You can submit as many times as necessary to get satisfactory results, and the number
of submissions will not affect your score. When you’re done with your program, click the
“Download” link at the very bottom of the Report screen to download the signed zip file
of your solution.
Rubrics
Criteria Max points
Statistics (should be the same as the sample output)
• Total words
• Distinct words (vector, list, and map sizes)
20
• 10
• 10
Word insertions
• Vector timing
• List timing
• Map timing
30
• 10
• 10
• 10
Checks
• Spot checks (same frequency counts as the sample output)

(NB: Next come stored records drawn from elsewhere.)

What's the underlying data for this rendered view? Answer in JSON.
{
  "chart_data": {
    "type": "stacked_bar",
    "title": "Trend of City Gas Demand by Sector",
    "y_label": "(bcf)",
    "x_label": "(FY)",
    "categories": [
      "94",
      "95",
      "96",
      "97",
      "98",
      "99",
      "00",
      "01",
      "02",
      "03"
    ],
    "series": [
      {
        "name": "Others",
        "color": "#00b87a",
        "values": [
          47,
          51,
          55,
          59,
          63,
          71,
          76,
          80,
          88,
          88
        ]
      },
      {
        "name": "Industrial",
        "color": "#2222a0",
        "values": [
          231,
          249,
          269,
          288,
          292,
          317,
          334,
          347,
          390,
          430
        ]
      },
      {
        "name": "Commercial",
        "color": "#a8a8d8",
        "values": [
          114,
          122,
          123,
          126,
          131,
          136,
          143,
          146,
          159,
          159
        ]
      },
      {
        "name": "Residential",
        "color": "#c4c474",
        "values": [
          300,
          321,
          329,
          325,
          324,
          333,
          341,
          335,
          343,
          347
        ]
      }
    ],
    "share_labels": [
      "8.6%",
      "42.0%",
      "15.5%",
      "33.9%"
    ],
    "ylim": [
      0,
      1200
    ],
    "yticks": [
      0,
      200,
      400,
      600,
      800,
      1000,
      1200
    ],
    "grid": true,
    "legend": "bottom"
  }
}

• Matching vector, list, and map concordances
20
• 10
• 10
Word searches
• Vector timing (with binary search)
• List timing
• Map timing
30
• 10
• 10
• 10
3
Timed insertions
—————-
Lines: 865
Characters: 43,976
Words: 7,541
Vector size: 1,138
List size: 1,138
Map size: 1,138
Vector total insertion time: 19,157 usec
List total insertion time: 480,094 usec
Map total insertion time: 11,888 usec
Spot checks of word counts
————————–
amendment: vector: 35 list: 35 map: 35
article: vector: 28 list: 28 map: 28
ballot: vector: 5 list: 5 map: 5
citizens: vector: 18 list: 18 map: 18
congress: vector: 60 list: 60 map: 60
constitution: vector: 25 list: 25 map: 25
democracy: vector: 0 list: 0 map: 0 !!!
electors: vector: 16 list: 16 map: 16
government: vector: 8 list: 8 map: 8
law: vector: 39 list: 39 map: 39
legislature: vector: 13 list: 13 map: 13
people: vector: 9 list: 9 map: 9
president: vector:121 list:121 map:121
representatives: vector: 29 list: 29 map: 29
right: vector: 14 list: 14 map: 14
trust: vector: 4 list: 4 map: 4
united: vector: 85 list: 85 map: 85
vice: vector: 36 list: 36 map: 36
vote: vector: 16 list: 16 map: 16
Checking concordance versions
—————————–
All match!
Timed searches (10,000 searches)
————–
Vector total search time: 13,210 usec
List total search time: 493,060 usec
Map total search time: 11,514 usec
Done!
4
Academic integrity
You may study together and discuss the assignments, but what you turn in must be
your individual work. Assignment submissions will be checked for plagiarism using
Moss (http://theory.stanford.edu/~aiken/moss/). Copying another student’s
program or sharing your program is a violation of academic integrity. Moss is
not fooled by renaming variables, reformatting source code, or re-ordering functions.
Violators of academic integrity will suffer severe sanctions, including academic
probation. Students who are on academic probation are not eligible for work as
instructional assistants in the university or for internships at local companies.